Inserting null values into cassandra

ArchitGarg picture ArchitGarg · Nov 21, 2016 · Viewed 20.1k times · Source

I have some fields that I am storing into Cassandra, but some of them could be null at any given point. As there are quite a lot of them, it makes the code much more readable if I don’t check each one for null before adding it to the INSERT.

Is there any harm in doing so?

EDIT!!

There is a jira ticket that I found. But I am unable to understand what solution was finally implemented from the ticket. https://issues.apache.org/jira/browse/CASSANDRA-7304

Answer

xmas79 picture xmas79 · Nov 21, 2016

The beautiful thing about Cassandra's new storage engine is the ability to NOT store values. What it means is what it was meant to be: a null value is simply a value that should not be there.

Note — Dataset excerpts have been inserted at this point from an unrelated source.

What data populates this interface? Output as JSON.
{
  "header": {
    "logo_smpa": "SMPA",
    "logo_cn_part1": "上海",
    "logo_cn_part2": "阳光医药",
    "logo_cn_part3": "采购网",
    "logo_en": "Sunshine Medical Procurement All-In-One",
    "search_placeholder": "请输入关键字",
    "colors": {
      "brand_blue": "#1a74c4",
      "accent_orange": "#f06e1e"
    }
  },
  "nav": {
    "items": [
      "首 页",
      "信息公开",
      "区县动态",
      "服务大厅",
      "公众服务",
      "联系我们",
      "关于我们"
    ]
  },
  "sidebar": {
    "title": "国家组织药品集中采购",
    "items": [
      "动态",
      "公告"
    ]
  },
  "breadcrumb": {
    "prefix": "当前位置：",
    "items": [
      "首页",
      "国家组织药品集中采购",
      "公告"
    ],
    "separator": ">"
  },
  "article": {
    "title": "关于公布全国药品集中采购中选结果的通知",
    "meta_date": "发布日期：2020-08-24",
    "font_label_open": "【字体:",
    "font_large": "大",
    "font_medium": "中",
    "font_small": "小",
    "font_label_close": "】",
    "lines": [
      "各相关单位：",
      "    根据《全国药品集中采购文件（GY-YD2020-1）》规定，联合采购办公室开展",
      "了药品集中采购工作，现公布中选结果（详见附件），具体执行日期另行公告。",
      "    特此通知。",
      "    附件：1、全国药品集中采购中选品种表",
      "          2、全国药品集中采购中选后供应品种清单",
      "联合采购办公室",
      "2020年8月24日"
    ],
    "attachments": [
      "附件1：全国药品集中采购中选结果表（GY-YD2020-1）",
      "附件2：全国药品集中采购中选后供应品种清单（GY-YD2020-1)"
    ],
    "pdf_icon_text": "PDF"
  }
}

This gives great flexibility, because a null value not explicitly (or implicitly, see later) inserted won't take storage space, nor use processing power and IO bandwidth.

Indeed, it is pretty easy to populate a row with null values:

INSERT INTO mytable (pk, c2, c3) VALUES (0x1234, null, null);

This way you are explicitly telling C* to store a null value in both c2 and c3. However, you could get the same macroscopic effect with:

INSERT INTO mytable (pk) VALUES (0x1234);

Notice that I say macroscopic effect, because when you explicitly insert a null value, C* will insert a tombstone under the hood. In the long run this will bite you, due to how C* perform searches, compactions, etc... so you should avoid whenever possible, the second version will perform much better.

Now, there is also a trap: you can also create tombstones implicitly. This will happen when you use the TTL features builtin in Cassandra.

In conclusion, if you care about yourself I'd suggest to NOT performing any null value inserts. Do a check at application level, you'll save time (and money) later, eg during reads.